Losing the customer


If you don't give them what they want, someone else soon will.

At the Wired site, Frank Rose writes a great in-depth article on the ROKR and why it is flopping.

None of this is difficult. The technology to make a cell phone do double duty as an MP3 player is readily available. Motorola and other companies have been selling phones that play music in Europe and Asia for a couple of years now - handsets with lots of memory and serious audio capabilities. And with the iPod, Apple showed how to turn an ordinary MP3 player into a great one. Put it all together and you get - the ROKR? How does a great idea get this botched?

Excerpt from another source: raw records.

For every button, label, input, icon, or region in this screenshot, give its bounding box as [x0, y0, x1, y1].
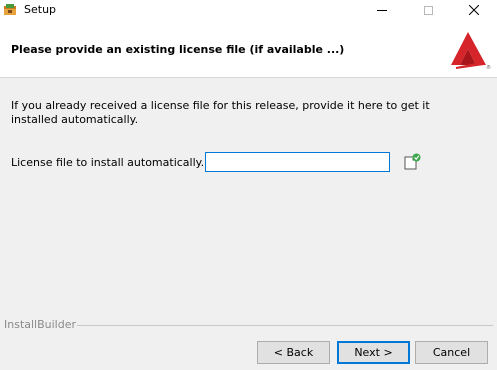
next-button[interactable]: Next >	[337, 341, 410, 364]
close-icon	[469, 5, 479, 15]
triangle-logo-icon: ®	[451, 32, 491, 71]
cancel-button[interactable]: Cancel	[415, 341, 488, 364]
description-text: If you already received a license file f…	[11, 99, 430, 126]
installer-icon	[4, 4, 16, 15]
page-title: Please provide an existing license file …	[11, 43, 345, 56]
title-bar: Setup	[0, 0, 497, 20]
maximize-button[interactable]	[405, 0, 451, 20]
footer-divider	[77, 325, 493, 326]
svg-text:®: ®	[486, 64, 491, 71]
open-file-icon[interactable]	[402, 152, 422, 172]
back-button[interactable]: < Back	[257, 341, 330, 364]
maximize-icon	[423, 5, 433, 15]
minimize-button[interactable]	[359, 0, 405, 20]
installbuilder-brand: InstallBuilder	[4, 318, 77, 331]
license-field-label: License file to install automatically.	[11, 156, 205, 169]
license-file-input[interactable]	[205, 152, 390, 172]
wizard-header: Please provide an existing license file …	[0, 20, 497, 78]
window-title: Setup	[24, 3, 57, 16]
minimize-icon	[377, 9, 387, 11]
close-button[interactable]	[451, 0, 497, 20]
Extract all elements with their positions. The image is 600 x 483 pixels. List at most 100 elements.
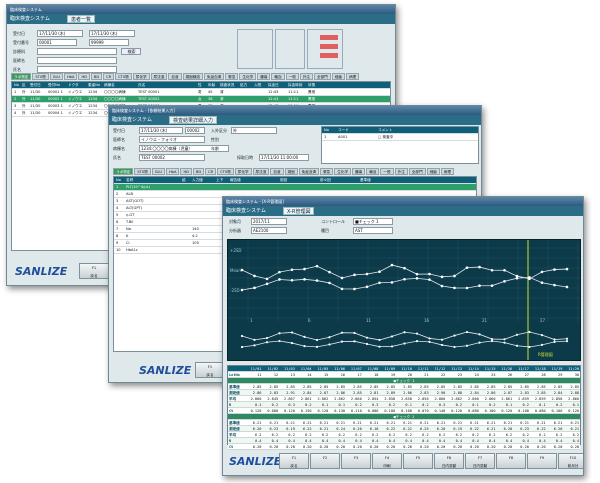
tab-12[interactable]: 免疫血清 <box>298 168 320 175</box>
month-field[interactable]: 2017/11 <box>251 218 287 225</box>
tab-4[interactable]: HD <box>180 168 192 175</box>
column-header[interactable]: 前々回 <box>318 177 358 183</box>
name-field[interactable]: TEST 00002 <box>139 154 205 161</box>
tab-20[interactable]: 細菌 <box>331 73 345 80</box>
tab-21[interactable]: 病理 <box>440 168 454 175</box>
date-cell[interactable]: 11/02 <box>262 366 279 371</box>
tab-11[interactable]: 凝固 <box>284 168 298 175</box>
table-row[interactable]: 2 外 11/30 00002 1 イノウエ 1234 〇〇〇〇病棟 TEST 00002 女 3… <box>12 96 390 103</box>
date-cell[interactable]: 11/10 <box>396 366 413 371</box>
date-to-field[interactable]: 17/11/30 (木) <box>89 30 135 37</box>
tab-6[interactable]: CR <box>205 168 217 175</box>
subtab-xr-chart[interactable]: X-R管理図 <box>283 207 315 215</box>
column-header[interactable]: 入院 <box>252 82 266 88</box>
column-header[interactable]: 結 <box>180 177 190 183</box>
column-header[interactable]: 前回 <box>278 177 318 183</box>
tab-15[interactable]: 腫瘍 <box>352 168 366 175</box>
date-cell[interactable]: 11/19 <box>547 366 564 371</box>
column-header[interactable]: 報告値 <box>228 177 278 183</box>
tab-18[interactable]: 外注 <box>394 168 408 175</box>
table-row[interactable]: 1 PLT(10^4/μL) <box>114 184 476 191</box>
function-key-f1[interactable]: F1 戻る <box>79 263 109 279</box>
tab-0[interactable]: ラボ測定 <box>11 73 32 80</box>
tab-0[interactable]: ラボ測定 <box>113 168 134 175</box>
function-key-f2[interactable]: F2 <box>310 453 340 469</box>
number-from-field[interactable]: 00001 <box>37 39 77 46</box>
column-header[interactable]: No <box>322 127 336 133</box>
column-header[interactable]: ドクタ <box>66 82 86 88</box>
tab-9[interactable]: 尿沈渣 <box>150 73 168 80</box>
date-cell[interactable]: 11/03 <box>279 366 296 371</box>
tab-20[interactable]: 細菌 <box>426 168 440 175</box>
tab-12[interactable]: 免疫血清 <box>203 73 225 80</box>
blood-field[interactable]: 17/11/30 11:00:00 <box>259 154 309 161</box>
date-field[interactable]: 17/11/30 (木) <box>139 127 183 134</box>
column-header[interactable]: 処方 <box>238 82 252 88</box>
column-header[interactable]: 患者No <box>86 82 102 88</box>
column-header[interactable]: 氏名 <box>136 82 196 88</box>
date-cell[interactable]: 11/13 <box>446 366 463 371</box>
column-header[interactable]: 入力値 <box>190 177 214 183</box>
inpatient-field[interactable]: 外 <box>231 127 277 134</box>
table-row[interactable]: 1 外 11/30 00001 1 イノウエ 1234 〇〇〇〇病棟 TEST 00001 男 4… <box>12 89 390 96</box>
tab-5[interactable]: BD <box>192 168 205 175</box>
column-header[interactable]: No <box>114 177 124 183</box>
date-cell[interactable]: 11/16 <box>497 366 514 371</box>
function-key-f1[interactable]: F1 戻る <box>195 362 225 378</box>
column-header[interactable]: 年齢 <box>206 82 218 88</box>
column-header[interactable]: 上下 <box>214 177 228 183</box>
tab-19[interactable]: 全部門 <box>313 73 331 80</box>
function-key-f10[interactable]: F10 前月分 <box>558 453 583 469</box>
tab-10[interactable]: 血液 <box>270 168 284 175</box>
tab-17[interactable]: 一般 <box>285 73 299 80</box>
tab-8[interactable]: 尿化学 <box>234 168 252 175</box>
tab-9[interactable]: 尿沈渣 <box>252 168 270 175</box>
function-key-f7[interactable]: F7 日内変動 <box>465 453 495 469</box>
date-cell[interactable]: 11/15 <box>480 366 497 371</box>
column-header[interactable]: 採血日 <box>266 82 286 88</box>
tab-16[interactable]: 輸血 <box>366 168 380 175</box>
tab-17[interactable]: 一般 <box>380 168 394 175</box>
number-to-field[interactable]: 99999 <box>89 39 129 46</box>
control-field[interactable]: ■チェック 1 <box>353 218 393 225</box>
date-cell[interactable]: 11/17 <box>513 366 530 371</box>
tab-6[interactable]: CR <box>103 73 115 80</box>
tab-13[interactable]: 緊急 <box>320 168 334 175</box>
tab-4[interactable]: HD <box>78 73 90 80</box>
tab-7[interactable]: CTS物 <box>217 168 234 175</box>
function-key-f1[interactable]: F1 戻る <box>279 453 309 469</box>
function-key-f9[interactable]: F9 <box>527 453 557 469</box>
tab-1[interactable]: STS物 <box>32 73 49 80</box>
column-header[interactable]: 受付No <box>46 82 66 88</box>
column-header[interactable]: 区 <box>20 82 28 88</box>
function-key-f5[interactable]: F5 <box>403 453 433 469</box>
search-button[interactable]: 検索 <box>121 48 141 55</box>
date-cell[interactable]: 11/18 <box>530 366 547 371</box>
subtab-patient-list[interactable]: 患者一覧 <box>67 15 96 23</box>
tab-14[interactable]: 生化学 <box>239 73 257 80</box>
tab-2[interactable]: GLU <box>49 73 63 80</box>
column-header[interactable]: 状態 <box>306 82 326 88</box>
tab-14[interactable]: 生化学 <box>334 168 352 175</box>
doctor-field[interactable]: イノウエ・フォリオ <box>139 136 205 143</box>
comment-row[interactable]: 1 A001 □ 検査中 <box>322 134 478 141</box>
column-header[interactable]: No <box>12 82 20 88</box>
date-cell[interactable]: 11/04 <box>296 366 313 371</box>
tab-2[interactable]: GLU <box>151 168 165 175</box>
date-cell[interactable]: 11/12 <box>430 366 447 371</box>
column-header[interactable]: 採血時刻 <box>286 82 306 88</box>
kind-field[interactable]: AST <box>353 227 393 234</box>
name-field[interactable] <box>37 66 117 73</box>
column-header[interactable]: 病棟名 <box>102 82 136 88</box>
date-cell[interactable]: 11/14 <box>463 366 480 371</box>
date-cell[interactable]: 11/20 <box>563 366 580 371</box>
column-header[interactable]: コメント <box>376 127 476 133</box>
function-key-f4[interactable]: F4 印刷 <box>372 453 402 469</box>
tab-8[interactable]: 尿化学 <box>132 73 150 80</box>
accept-number-field[interactable]: 00002 <box>185 127 205 134</box>
column-header[interactable]: 受付日 <box>28 82 46 88</box>
tab-3[interactable]: HbA <box>165 168 180 175</box>
column-header[interactable]: コード <box>336 127 376 133</box>
tab-21[interactable]: 病理 <box>345 73 360 80</box>
date-cell[interactable]: 11/08 <box>363 366 380 371</box>
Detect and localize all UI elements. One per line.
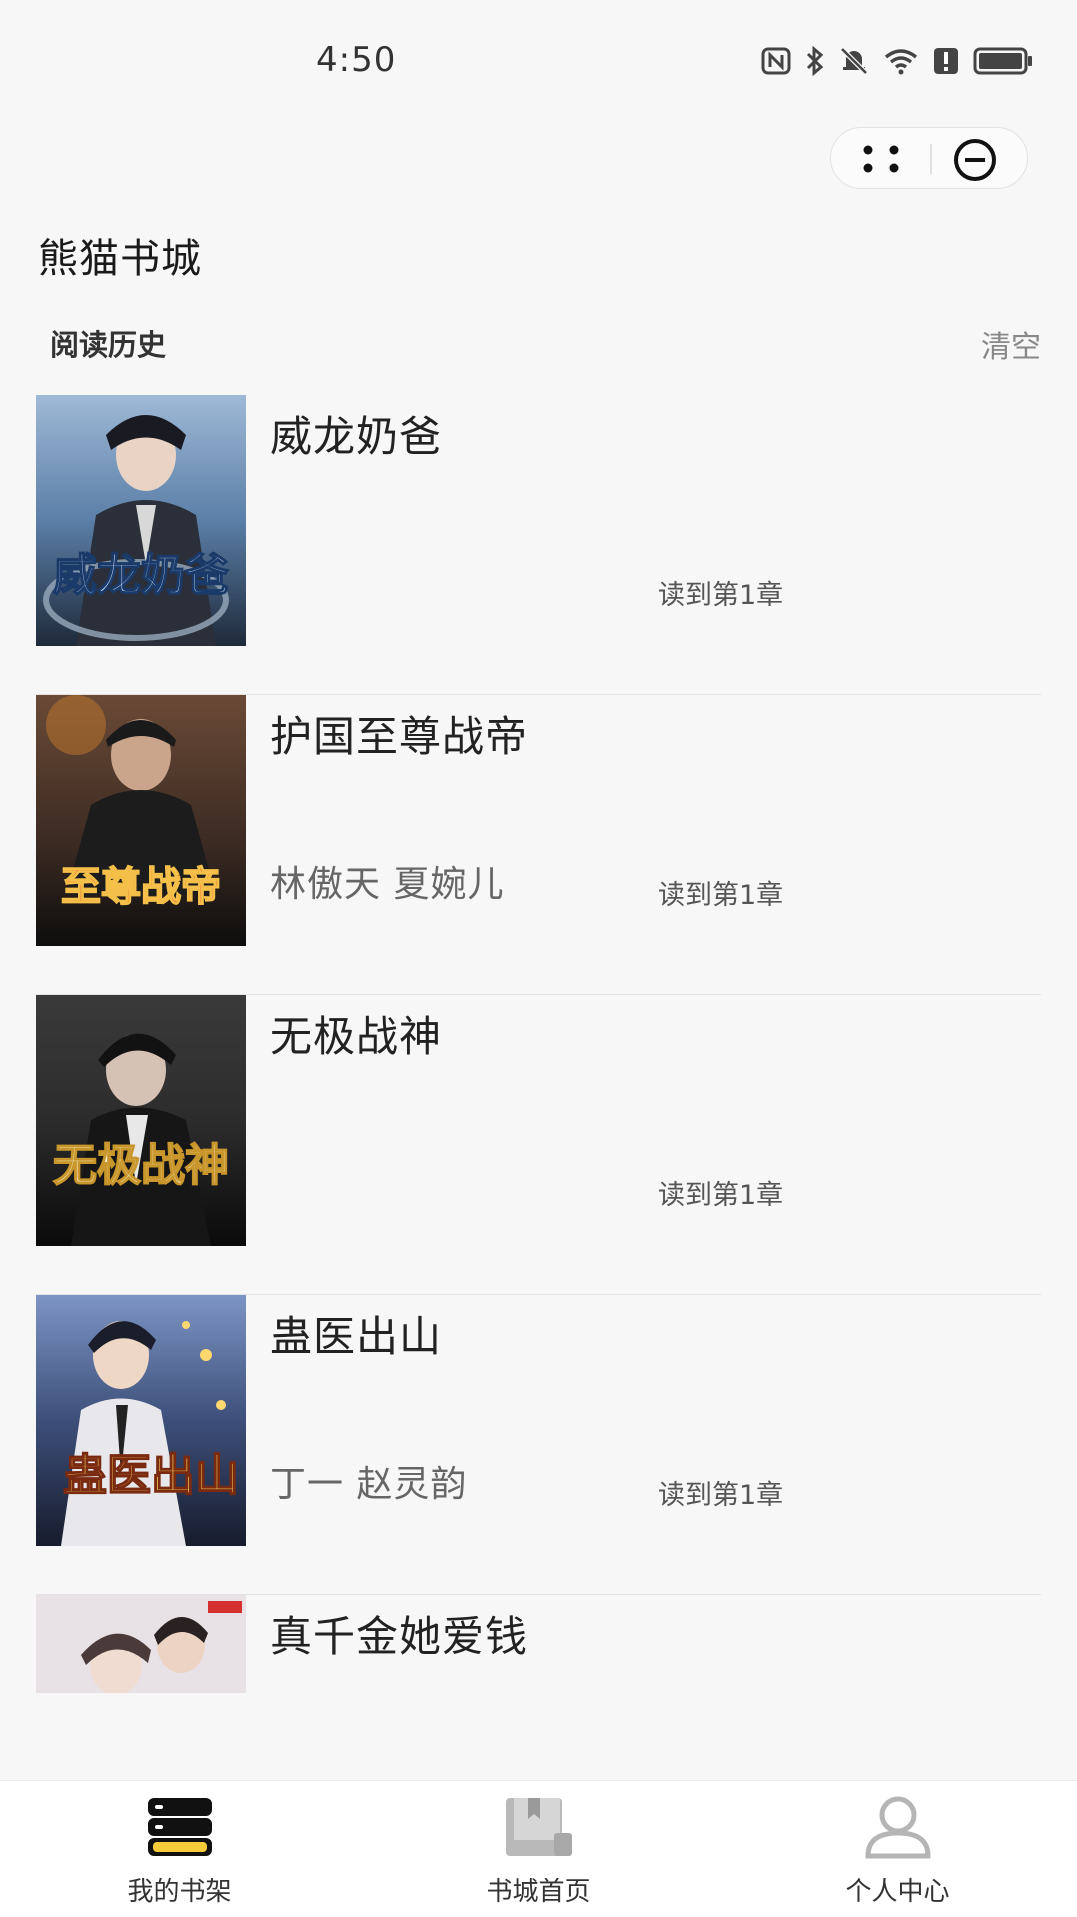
tab-label: 书城首页 — [486, 1877, 591, 1907]
book-item[interactable]: 蛊医出山 蛊医出山 丁一 赵灵韵 读到第1章 — [36, 1295, 1041, 1595]
tab-bookstore[interactable]: 书城首页 — [359, 1781, 718, 1917]
cover-title-text: 蛊医出山 — [63, 1450, 239, 1501]
book-cover: 无极战神 — [36, 995, 246, 1246]
nfc-icon — [761, 47, 791, 79]
minus-circle-icon[interactable] — [953, 138, 997, 182]
alert-icon — [933, 47, 959, 79]
status-bar: 4:50 — [0, 0, 1077, 120]
book-title: 无极战神 — [270, 1012, 443, 1061]
bluetooth-icon — [805, 45, 825, 80]
book-item[interactable]: 至尊战帝 护国至尊战帝 林傲天 夏婉儿 读到第1章 — [36, 695, 1041, 995]
book-item[interactable]: 无极战神 无极战神 读到第1章 — [36, 995, 1041, 1295]
book-store-icon — [502, 1795, 576, 1863]
capsule-divider — [930, 144, 932, 174]
book-title: 蛊医出山 — [270, 1312, 443, 1361]
more-dots-icon[interactable] — [857, 142, 907, 176]
reading-history-title: 阅读历史 — [50, 328, 167, 362]
book-item[interactable]: 威龙奶爸 威龙奶爸 读到第1章 — [36, 395, 1041, 695]
book-title: 护国至尊战帝 — [270, 712, 529, 761]
tab-bookshelf[interactable]: 我的书架 — [0, 1781, 359, 1917]
book-author: 林傲天 夏婉儿 — [270, 864, 505, 905]
wifi-icon — [883, 47, 919, 79]
battery-icon — [973, 47, 1033, 79]
book-cover: 蛊医出山 — [36, 1295, 246, 1546]
bottom-tab-bar: 我的书架 书城首页 个人中心 — [0, 1780, 1077, 1917]
book-author: 丁一 赵灵韵 — [270, 1464, 468, 1505]
book-title: 威龙奶爸 — [270, 412, 443, 461]
book-progress: 读到第1章 — [658, 1480, 784, 1511]
book-progress: 读到第1章 — [658, 1180, 784, 1211]
reading-history-list: 威龙奶爸 威龙奶爸 读到第1章 至尊战帝 护国至尊战帝 林傲天 夏婉儿 读到第1… — [36, 395, 1041, 1705]
cover-title-text: 至尊战帝 — [61, 864, 221, 910]
user-icon — [863, 1795, 933, 1863]
clear-history-button[interactable]: 清空 — [981, 322, 1041, 366]
book-progress: 读到第1章 — [658, 580, 784, 611]
page-title: 熊猫书城 — [38, 236, 202, 282]
cover-title-text: 威龙奶爸 — [53, 550, 229, 601]
status-time: 4:50 — [316, 40, 397, 80]
book-title: 真千金她爱钱 — [270, 1612, 529, 1661]
app-screen: 4:50 熊猫书城 阅读历史 清空 威龙奶爸 威龙奶爸 读到第1章 至尊战帝 护… — [0, 0, 1077, 1917]
book-cover — [36, 1595, 246, 1693]
capsule-menu — [830, 127, 1028, 189]
mute-icon — [839, 46, 869, 80]
status-icons — [761, 45, 1033, 80]
book-progress: 读到第1章 — [658, 880, 784, 911]
cover-title-text: 无极战神 — [53, 1140, 229, 1191]
tab-label: 我的书架 — [127, 1877, 232, 1907]
tab-label: 个人中心 — [845, 1877, 950, 1907]
bookshelf-icon — [145, 1795, 215, 1863]
book-item[interactable]: 真千金她爱钱 — [36, 1595, 1041, 1705]
book-cover: 至尊战帝 — [36, 695, 246, 946]
tab-profile[interactable]: 个人中心 — [718, 1781, 1077, 1917]
book-cover: 威龙奶爸 — [36, 395, 246, 646]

The ROKR was conceived in January 2004, shortly after Ed Zander became head of Motorola. As a Silicon Valley venture capitalist and, before that, president of Sun Microsystems, Zander had known Jobs for years. So when Jobs called to congratulate him on his new position, it was only natural to discuss how they might work together.

Each had his reasons. Zander had been hired to jazz up the staid midwestern company, and an association with iPod would provide a much-needed infusion of cool - maybe even more than the upcoming RAZR. For Jobs, a partnership with Motorola was a way of neutralizing a threat to the iPod, which already dominated the US music-player market. Consumers around the world are expected to buy 75 million MP3 players this year, but they'll purchase nearly 10 times that many mobile phones. If music players become standard in handsets, the iPod could be in trouble. Partnering on a music phone gives Apple a way to enter that market yet protect the iPod. So although the two companies were superficially aligned, in fact their ambitions were diametrically opposed: Motorola dreamed of bringing the iPod to the cell phone-buying masses, while Apple sought to protect the iPod from them.

Thus conflicted, they set to work. Motorola already had a hardware prototype - the so-called MTV phone, which had launched two years before in association with the music channel in Europe, Asia, and South America. Engineers at Motorola's handset division in the Chicago suburbs started working with Apple's applications team in Silicon Valley to adapt the iTunes software. They had to deal with situations iTunes hadn't been designed for, like how to handle a text message and what to do when a call comes in while music is playing. They logged a lot of airline miles.

Bottom line, despite all the deals that had to be cut, if a business doesn't listen to their customer it won't have any sales. This is going to be one of the great missed opportunities unless someone starts listening real fast.